Just to clarify. Are you looking for the HAR file that can be generated or a screen snaphot of the Network tab?

Thanks

HAR please :slight_smile:

Could you please try to download the HAR files for the “fail” and “success” conditions using the following URLs?

[url]https://drive.google.com/file/d/0B5FL9q-xRjLJZy1WNnRXRkV5Rms/view?usp=sharing[/url]
[url]https://drive.google.com/file/d/0B5FL9q-xRjLJVUxJRVlDU2lPcEU/view?usp=sharing[/url]

Thanks

can you try to use the latest beta version of pmm-server?
it has updated grafana to the latest version -

I analyzed HAR files and it looks very strange.
failed response size is exactly 200000 bytes…
successful response size is much bigger - 6376716
looks like some firewall or proxy cut packages if they bigger that 6.5 or 7 megabytes.

I can try with the Beta version later today.

For what concerns the network issue, the MySQL and the PMM-servers are on the same network segment and no firewall is configured at any level.

Thanks for your help

Just tried with the Docker image for version 1.1.0beta (containing Graphana 4.1.1) and the behavior is exactly the same as before.
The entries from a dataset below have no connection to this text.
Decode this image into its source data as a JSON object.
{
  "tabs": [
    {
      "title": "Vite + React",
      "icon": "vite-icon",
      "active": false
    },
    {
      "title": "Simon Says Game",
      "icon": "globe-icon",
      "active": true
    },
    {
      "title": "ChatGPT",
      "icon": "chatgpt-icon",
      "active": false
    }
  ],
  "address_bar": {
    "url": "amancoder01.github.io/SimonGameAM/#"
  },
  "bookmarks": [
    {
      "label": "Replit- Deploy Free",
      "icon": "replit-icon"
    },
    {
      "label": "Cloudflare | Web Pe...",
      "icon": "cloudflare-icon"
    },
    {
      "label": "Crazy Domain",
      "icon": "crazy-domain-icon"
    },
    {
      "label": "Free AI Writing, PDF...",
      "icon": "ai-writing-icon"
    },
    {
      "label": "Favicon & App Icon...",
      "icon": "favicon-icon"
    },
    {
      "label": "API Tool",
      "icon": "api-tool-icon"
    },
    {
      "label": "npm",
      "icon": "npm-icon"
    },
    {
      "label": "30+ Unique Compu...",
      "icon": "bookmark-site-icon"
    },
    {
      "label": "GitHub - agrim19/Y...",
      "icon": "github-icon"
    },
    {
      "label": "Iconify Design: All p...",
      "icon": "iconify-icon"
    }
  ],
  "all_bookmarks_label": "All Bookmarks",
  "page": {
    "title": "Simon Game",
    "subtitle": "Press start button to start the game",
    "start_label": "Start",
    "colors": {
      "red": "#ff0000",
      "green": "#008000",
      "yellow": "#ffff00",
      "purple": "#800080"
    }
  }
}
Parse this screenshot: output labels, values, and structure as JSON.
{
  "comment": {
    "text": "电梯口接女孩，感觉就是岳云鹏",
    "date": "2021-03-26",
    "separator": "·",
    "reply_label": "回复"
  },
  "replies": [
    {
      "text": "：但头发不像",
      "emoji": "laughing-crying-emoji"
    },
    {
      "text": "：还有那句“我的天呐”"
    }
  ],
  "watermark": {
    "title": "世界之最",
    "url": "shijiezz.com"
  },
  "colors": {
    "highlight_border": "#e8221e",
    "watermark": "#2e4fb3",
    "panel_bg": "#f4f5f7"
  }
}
Please disregard my comment on network, I misread you message. Client (browser) and PMM server are not on the same network segment.

Can you try to fetch exactly the same url (which you dumped to HAR file) locally on PMM Server and remotely from you computer?
if result be the same (200000 bytes), it is definitely not network issue.

Chrome Developer tools has nice feature - “Copy as cURL”.
you can get simple curl command which just needed to run in shell.

I have done more than that. I have been able to temporary deploy firefox on the Docker host and the Memory Graph fails there as well, same as on any other browser from any other machine.
Unless there is something weird on the container network stack, I would exclude a truncation of the TCP stream…

is “Load Average” graph is also affected?
is “Memory Usage” still broken if open it alone in “fullscreen” mode (left click on title, “View” button) ?
can you dump failed request one more time please?

Neither Load Average nor any other graph I have been able to check has problems excluding Memory Usage.

The problem is present even in fullscreen mode.

Could you dump HAR file again?
now in fullscreen mode

Here is the link: [url]https://drive.google.com/file/d/0B5FL9q-xRjLJVUxJRVlDU2lPcEU/view?usp=sharing[/url]

I will be traveling most of next week, so I don’t know if I will be able to answer your message.

Thanks a lot

it is old one :frowning:
can you make completely new dump with fail?